Kaleidoskop04. Juli 2024

Die Himmelsscheibe von Nebra: Sonne, Mond und Sterne

Halle – Es ist Sonntag, der 4. Juli 1999, als gegen 15 Uhr die Sonde anschlägt. Der sehr starke, hohe Pfeifton im Kopfhörer signalisiert dem Mann, daß ein großes Teil dicht unter der Erdoberfläche liegt. Mit dem Fuß schiebt er ein paar Laubblätter zu Seite und lockert mit einem umgearbeiteten Feuerwehrbeil das Erdreich auf. Plötzlich schlägt er mit dem Beil auf Metall. Sein Komplize kommt dazu. Etwas Rundes lehnt an einem Stein. Als die beiden Männer ihn entfernt haben, sehen sie, daß eine Scheibe zusammen mit anderen Stücken im Boden steckt. Was sie nicht ahnen: Bei der Scheibe handelt es sich um die älteste konkrete Darstellung astronomischer Phänomene weltweit.

Am Ende haben die Männer zwei Beile, einen Meißel, zwei zerbrochene Armspiralen und zwei Schwerter aus dem Boden geholt. Die Griffe der Schwerter sind mit Goldklammern verziert. Sie sind wertvoll, das erkennen die Männer sofort. Mit der Scheibe können sie nichts anfangen, sie nehmen sie mit, immerhin glänzt Gold darauf. So wird es einer der Angeklagten später im Prozeß schildern, in dem es unter anderem um Fundunterschlagung ging.
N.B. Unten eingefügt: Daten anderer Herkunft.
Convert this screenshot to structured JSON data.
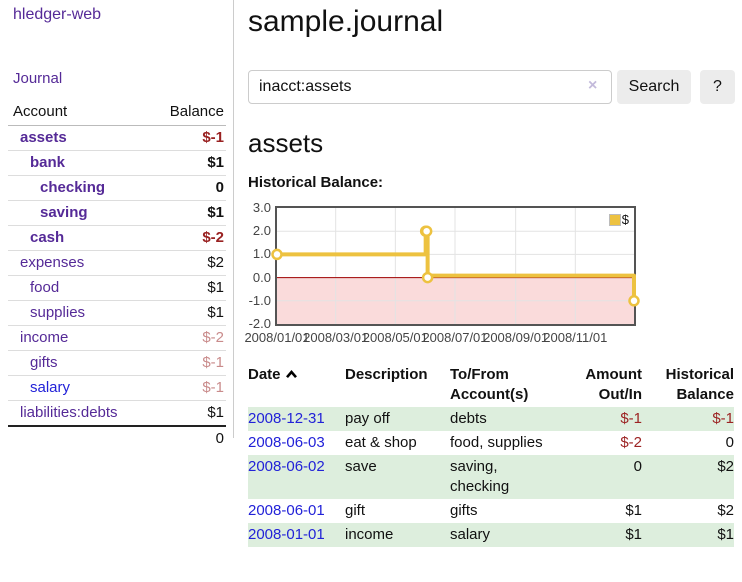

Die Scheibe bleibt zunächst unerreichbar. Erst am 23. Februar 2002 wird der bronzezeitliche Schatz in einem Baseler Hotel von der schweizerischen Polizei sichergestellt. Vorausgegangen waren Monate der Suche. Bereits die ersten verschwommenen Fotos der Scheibe hatten den deutschen Archäologen Harald Meller elektrisiert. Und als er das Fundstück endlich zum ersten Mal in den Händen hielt, war er überwältigt von der bildnishaften Qualität.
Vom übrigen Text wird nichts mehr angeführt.